Don Zereski, VP, Local Search & Discovery, HERE (Nokia) on Location Analytics and Architecture Evolution

We discuss trends in location analytics, evolution of HERE's analytics architecture, infrastructure challenges, data governance and more.

Don ZereskiDon Zereski is the Vice President of Local Search & Discovery at HERE, a Nokia company.  In this role he is responsible for the development and architecture for Local Search, HERE’s social platform and also the company’s places discovery apps such as HERE Explore.  Previously, Don was also responsible for Nokia’s Big Data Analytics team that is now part of Microsoft.

Before joining Nokia, Don was CEO MetaCarta and was acquired by Nokia.  He originally joined MetaCarta as an independent director in August of 2005 and stepped into the CEO role in February of 2009. Previously, Don served as VP of Products for Lycos, where he was responsible for revenue and product strategy of the company’s U.S. properties, including its search sites, Matchmaker, and He led the properties through positive EBITDA and ultimately a sale to Korean portal Daum. Don is a graduate of Worcester Polytechnic Institute and received the school’s prestigious Washburn award in 2002.

Here is my interview with him:

Anmol Rajpurohit: Q1. According to you, what are the current and upcoming trends in location analytics?

Location AnalyticsDon Zereski: Here are three important themes – maturing into an end-to-end solution, higher-level abstractions and going from batch to real-time. 
Once you actually start to collect and manipulate petabytes of data, you quickly learn that managing the data is the hard part, not the Big Data infrastructure itself.  This is especially true as the value of the data grows into a corporate asset. 
Expect to see more tools aimed at addressing data management and collection at scale in addition to data processing.  Also expect to see more and more tools that make it easy to process large volumes of data by pointing & clicking or typing at a command line.  This is akin to the evolution of programming languages from assembler to C to Java and Python.   Finally, expect to see more tools aimed at leveraging large volumes of data for real-time applications like recommendations or fraud detection.

All of the above apply to location analytics but for us real-time is very important.   We see a growing number of applications that will demand applying analytics to personalize experiences like traffic routing or place recommendation on demand.

AR: Q2. How has the HERE analytics architecture changed over the past few years? What have been the key drivers of this change?

DZ: HERE’s Analytics architecture has changed completely over the past few years.   We have gone from an in-house Hadoop-based system to a hybrid setup that uses AWS. AWS  Scalability and flexibility were the key drivers of the change.   In our case, we have many different teams sharing a common data asset.   With Amazon, we house the common data asset in S3 buckets and allow teams to independently run analytics jobs in their own EMR clusters.   This is much better since it allows teams to scale up their EMR clusters as needed and get more work done.

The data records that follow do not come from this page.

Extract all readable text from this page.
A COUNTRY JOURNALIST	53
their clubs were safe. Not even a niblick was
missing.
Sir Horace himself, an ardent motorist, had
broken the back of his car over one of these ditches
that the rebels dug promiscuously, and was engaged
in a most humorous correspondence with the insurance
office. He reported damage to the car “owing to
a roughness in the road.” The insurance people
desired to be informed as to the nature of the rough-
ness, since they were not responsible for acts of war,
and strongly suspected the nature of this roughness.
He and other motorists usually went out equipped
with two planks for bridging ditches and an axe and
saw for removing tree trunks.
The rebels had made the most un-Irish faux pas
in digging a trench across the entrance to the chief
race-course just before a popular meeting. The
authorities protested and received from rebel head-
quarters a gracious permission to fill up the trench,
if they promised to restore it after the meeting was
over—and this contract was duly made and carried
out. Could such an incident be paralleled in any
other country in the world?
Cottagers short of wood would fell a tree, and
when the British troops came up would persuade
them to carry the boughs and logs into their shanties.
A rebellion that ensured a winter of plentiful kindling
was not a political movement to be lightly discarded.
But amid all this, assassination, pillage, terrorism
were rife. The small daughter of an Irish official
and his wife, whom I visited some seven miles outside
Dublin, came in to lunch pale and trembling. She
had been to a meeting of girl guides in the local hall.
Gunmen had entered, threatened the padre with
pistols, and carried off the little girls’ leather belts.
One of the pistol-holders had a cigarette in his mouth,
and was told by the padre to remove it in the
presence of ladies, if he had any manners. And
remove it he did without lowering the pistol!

AR: Q3. Why do you consider it important to separate storage and compute for Big Data?

DZ: In cases like ours where you have a large pool of common data and many different teams operating on it then the ability to virtually separate storage from compute is extremely helpful for the reasons mentioned above.   It allows teams to work in parallel on the same data without slowing each other down too much.

AR: Q4. Given the huge amount of data and user requests for HERE services, what have been the biggest infrastructure challenges for you?

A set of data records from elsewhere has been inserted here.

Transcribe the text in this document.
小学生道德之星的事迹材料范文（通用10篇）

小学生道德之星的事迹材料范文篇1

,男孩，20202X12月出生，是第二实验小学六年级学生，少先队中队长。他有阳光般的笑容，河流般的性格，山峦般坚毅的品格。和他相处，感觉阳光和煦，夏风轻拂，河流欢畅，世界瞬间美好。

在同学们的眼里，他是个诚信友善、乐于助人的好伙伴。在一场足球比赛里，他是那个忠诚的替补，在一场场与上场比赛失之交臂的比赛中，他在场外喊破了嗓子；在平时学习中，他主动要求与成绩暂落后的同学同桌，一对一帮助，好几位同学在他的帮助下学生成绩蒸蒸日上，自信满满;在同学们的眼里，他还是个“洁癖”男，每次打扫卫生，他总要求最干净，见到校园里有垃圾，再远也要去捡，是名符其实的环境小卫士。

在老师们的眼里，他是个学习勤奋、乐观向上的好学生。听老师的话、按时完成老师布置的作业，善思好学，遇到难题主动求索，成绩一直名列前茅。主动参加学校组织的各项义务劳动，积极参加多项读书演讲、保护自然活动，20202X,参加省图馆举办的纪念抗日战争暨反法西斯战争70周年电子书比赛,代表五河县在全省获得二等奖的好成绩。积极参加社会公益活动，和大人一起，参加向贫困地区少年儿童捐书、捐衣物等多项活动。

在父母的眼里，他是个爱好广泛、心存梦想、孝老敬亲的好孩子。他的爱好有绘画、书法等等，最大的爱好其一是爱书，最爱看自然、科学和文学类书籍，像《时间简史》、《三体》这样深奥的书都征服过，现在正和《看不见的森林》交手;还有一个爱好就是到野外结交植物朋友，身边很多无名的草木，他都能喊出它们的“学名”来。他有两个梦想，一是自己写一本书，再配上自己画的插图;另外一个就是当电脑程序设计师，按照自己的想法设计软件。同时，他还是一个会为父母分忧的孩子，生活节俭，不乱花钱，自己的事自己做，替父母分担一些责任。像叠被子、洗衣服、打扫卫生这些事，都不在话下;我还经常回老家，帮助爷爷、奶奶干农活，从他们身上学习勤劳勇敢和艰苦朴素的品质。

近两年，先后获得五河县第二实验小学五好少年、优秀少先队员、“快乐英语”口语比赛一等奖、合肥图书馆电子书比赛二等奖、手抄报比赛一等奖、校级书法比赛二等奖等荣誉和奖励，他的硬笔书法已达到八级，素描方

DZ: The biggest challenge was scalability and we overcame that by taking advantage of AWS.   Amazon has been able to scale AWS to meet our demands.

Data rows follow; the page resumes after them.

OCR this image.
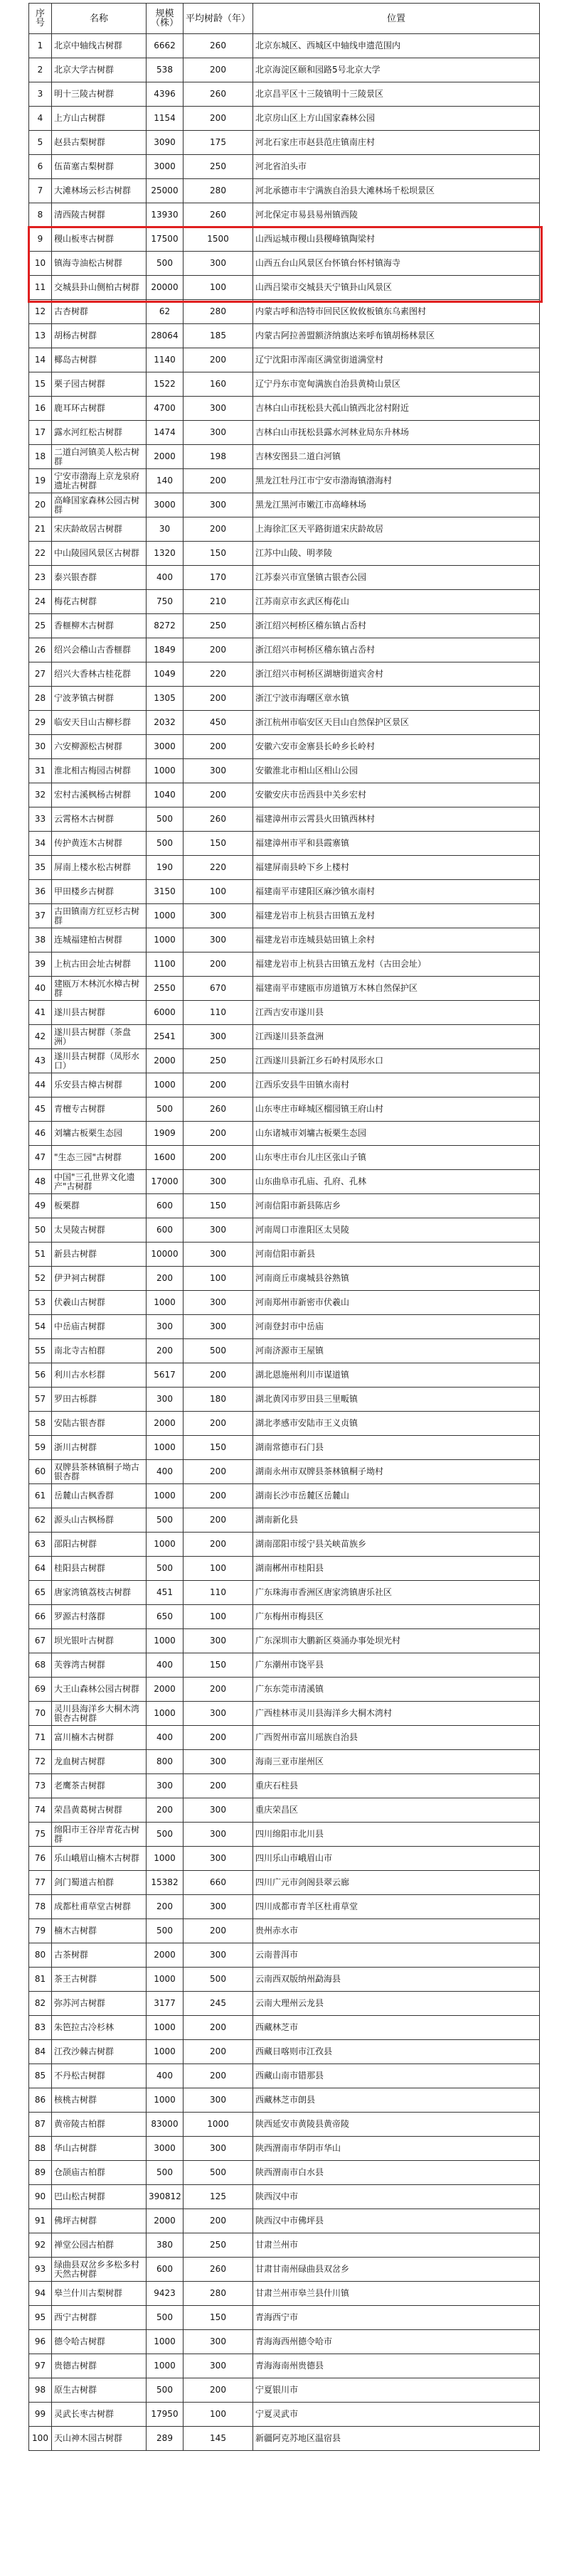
序号	名称	规模（株）	平均树龄（年）	位置
1	北京中轴线古树群	6662	260	北京东城区、西城区中轴线申遗范围内
2	北京大学古树群	538	200	北京海淀区颐和园路5号北京大学
3	明十三陵古树群	4396	260	北京昌平区十三陵镇明十三陵景区
4	上方山古树群	1154	200	北京房山区上方山国家森林公园
5	赵县古梨树群	3090	175	河北石家庄市赵县范庄镇南庄村
6	伍苗塞古梨树群	3000	250	河北省泊头市
7	大滩林场云杉古树群	25000	280	河北承德市丰宁满族自治县大滩林场千松坝景区
8	清西陵古树群	13930	260	河北保定市易县易州镇西陵
9	稷山板枣古树群	17500	1500	山西运城市稷山县稷峰镇陶梁村
10	镇海寺油松古树群	500	300	山西五台山风景区台怀镇台怀村镇海寺
11	交城县卦山侧柏古树群	20000	100	山西吕梁市交城县天宁镇卦山风景区
12	古杏树群	62	280	内蒙古呼和浩特市回民区攸攸板镇东乌素图村
13	胡杨古树群	28064	185	内蒙古阿拉善盟额济纳旗达来呼布镇胡杨林景区
14	椰岛古树群	1140	200	辽宁沈阳市浑南区满堂街道满堂村
15	栗子园古树群	1522	160	辽宁丹东市宽甸满族自治县黄椅山景区
16	鹿耳环古树群	4700	300	吉林白山市抚松县大孤山镇西北岔村附近
17	露水河红松古树群	1474	300	吉林白山市抚松县露水河林业局东升林场
18	二道白河镇美人松古树群	2000	198	吉林安图县二道白河镇
19	宁安市渤海上京龙泉府遗址古树群	140	200	黑龙江牡丹江市宁安市渤海镇渤海村
20	高峰国家森林公园古树群	3000	300	黑龙江黑河市嫩江市高峰林场
21	宋庆龄故居古树群	30	200	上海徐汇区天平路街道宋庆龄故居
22	中山陵园风景区古树群	1320	150	江苏中山陵、明孝陵
23	泰兴银杏群	400	170	江苏泰兴市宣堡镇古银杏公园
24	梅花古树群	750	210	江苏南京市玄武区梅花山
25	香榧柳木古树群	8272	250	浙江绍兴柯桥区稽东镇占岙村
26	绍兴会稽山古香榧群	1849	200	浙江绍兴市柯桥区稽东镇占岙村
27	绍兴大香林古桂花群	1049	220	浙江绍兴市柯桥区湖塘街道宾舍村
28	宁波茅镇古树群	1305	200	浙江宁波市海曙区章水镇
29	临安天目山古柳杉群	2032	450	浙江杭州市临安区天目山自然保护区景区
30	六安柳源松古树群	3000	200	安徽六安市金寨县长岭乡长岭村
31	淮北相古梅园古树群	1000	300	安徽淮北市相山区相山公园
32	宏村古溪枫杨古树群	1040	200	安徽安庆市岳西县中关乡宏村
33	云霄格木古树群	500	260	福建漳州市云霄县火田镇西林村
34	传护黄连木古树群	500	150	福建漳州市平和县霞寨镇
35	屏南上楼水松古树群	190	220	福建屏南县岭下乡上楼村
36	甲田楼乡古树群	3150	100	福建南平市建阳区麻沙镇水南村
37	古田镇南方红豆杉古树群	1000	300	福建龙岩市上杭县古田镇五龙村
38	连城福建柏古树群	1000	300	福建龙岩市连城县姑田镇上余村
39	上杭古田会址古树群	1100	200	福建龙岩市上杭县古田镇五龙村（古田会址）
40	建瓯万木林沉水樟古树群	2550	670	福建南平市建瓯市房道镇万木林自然保护区
41	遂川县古树群	6000	110	江西吉安市遂川县
42	遂川县古树群（茶盘洲）	2541	300	江西遂川县茶盘洲
43	遂川县古树群（凤形水口）	2000	250	江西遂川县新江乡石岭村凤形水口
44	乐安县古樟古树群	1000	200	江西乐安县牛田镇水南村
45	青檀专古树群	500	260	山东枣庄市峄城区榴园镇王府山村
46	刘墉古板栗生态园	1909	200	山东诸城市刘墉古板栗生态园
47	"生态三园"古树群	1600	200	山东枣庄市台儿庄区张山子镇
48	中国"三孔世界文化遗产"古树群	17000	300	山东曲阜市孔庙、孔府、孔林
49	板栗群	600	150	河南信阳市新县陈店乡
50	太昊陵古树群	600	300	河南周口市淮阳区太昊陵
51	新县古树群	10000	300	河南信阳市新县
52	伊尹祠古树群	200	100	河南商丘市虞城县谷熟镇
53	伏羲山古树群	1000	300	河南郑州市新密市伏羲山
54	中岳庙古树群	300	300	河南登封市中岳庙
55	南北寺古柏群	200	500	河南济源市王屋镇
56	利川古水杉群	5617	200	湖北恩施州利川市谋道镇
57	罗田古栎群	300	180	湖北黄冈市罗田县三里畈镇
58	安陆古银杏群	2000	200	湖北孝感市安陆市王义贞镇
59	浙川古树群	1000	150	湖南常德市石门县
60	双牌县茶林镇桐子坳古银杏群	400	200	湖南永州市双牌县茶林镇桐子坳村
61	岳麓山古枫香群	1000	200	湖南长沙市岳麓区岳麓山
62	源头山古枫杨群	500	200	湖南新化县
63	邵阳古树群	1000	200	湖南邵阳市绥宁县关峡苗族乡
64	桂阳县古树群	500	100	湖南郴州市桂阳县
65	唐家湾镇荔枝古树群	451	110	广东珠海市香洲区唐家湾镇唐乐社区
66	罗源古村落群	650	100	广东梅州市梅县区
67	坝光银叶古树群	1000	300	广东深圳市大鹏新区葵涌办事处坝光村
68	芙蓉湾古树群	400	150	广东潮州市饶平县
69	大王山森林公园古树群	2000	200	广东东莞市清溪镇
70	灵川县海洋乡大桐木湾银杏古树群	1000	300	广西桂林市灵川县海洋乡大桐木湾村
71	富川楠木古树群	400	200	广西贺州市富川瑶族自治县
72	龙血树古树群	800	300	海南三亚市崖州区
73	老鹰茶古树群	300	200	重庆石柱县
74	荣昌黄葛树古树群	200	300	重庆荣昌区
75	绵阳市王谷岸青花古树群	500	300	四川绵阳市北川县
76	乐山峨眉山楠木古树群	1000	300	四川乐山市峨眉山市
77	剑门蜀道古柏群	15382	660	四川广元市剑阁县翠云廊
78	成都杜甫草堂古树群	200	300	四川成都市青羊区杜甫草堂
79	楠木古树群	500	200	贵州赤水市
80	古茶树群	2000	300	云南普洱市
81	茶王古树群	1000	500	云南西双版纳州勐海县
82	弥苏河古树群	3177	245	云南大理州云龙县
83	朱笆拉古冷杉林	1000	200	西藏林芝市
84	江孜沙棘古树群	1000	200	西藏日喀则市江孜县
85	不丹松古树群	400	200	西藏山南市错那县
86	核桃古树群	1000	300	西藏林芝市朗县
87	黄帝陵古柏群	83000	1000	陕西延安市黄陵县黄帝陵
88	华山古树群	3000	300	陕西渭南市华阴市华山
89	仓颉庙古柏群	500	500	陕西渭南市白水县
90	巴山松古树群	390812	125	陕西汉中市
91	佛坪古树群	2000	200	陕西汉中市佛坪县
92	禅堂公园古柏群	380	250	甘肃兰州市
93	绿曲县双岔乡多松多村天然古树群	600	260	甘肃甘南州碌曲县双岔乡
94	皋兰什川古梨树群	9423	280	甘肃兰州市皋兰县什川镇
95	西宁古树群	500	150	青海西宁市
96	德令哈古树群	1000	300	青海海西州德令哈市
97	贵德古树群	1000	300	青海海南州贵德县
98	原生古树群	500	200	宁夏银川市
99	灵武长枣古树群	17950	100	宁夏灵武市
100	天山神木园古树群	289	145	新疆阿克苏地区温宿县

AR: Q5. What are your thoughts on how data governance is being perceived currently? How do you see that change in future?

DZ: I think it’s overlooked in many cases or viewed as yet another nagging set of processes.   Once companies run up against some of the issues that data governance is meant to avoid (privacy, security, life cycle, consistency, etc) then they will see value in it.   Governance gets more important as the size and importance of the data asset grows.

AR: Q6. Data Scientist has been termed as the sexiest job of 21st century. Do you agree? What advice would you give to people aspiring a long career in Data Science?

Tips and AdviceDZ: It’s a job that certainly has gotten a lot of attention and hype.  Data Science is all about answering the right questions.  To do this well, you have to understand how to work with data and know what questions to ask.   The best Data Scientists that I’ve worked with have a unique mix of skills in math & statistics, programming and domain knowledge.   The first two are sort of the basic tools of the trade.   The last one, deep knowledge of a domain (i.e. Business or Biotech), is what sets some people apart.   It allows them to understand what questions are best to ask.

AR: Q7. On a personal note, we are curious to know what keeps you busy when you are away from work?

DZ: I’m a fan of water in both liquid and frozen form.   In the summer, you can find me sailing along the coast of Southern New England.   In the winter, you can find me skiing in the mountains of Vermont and New Hampshire.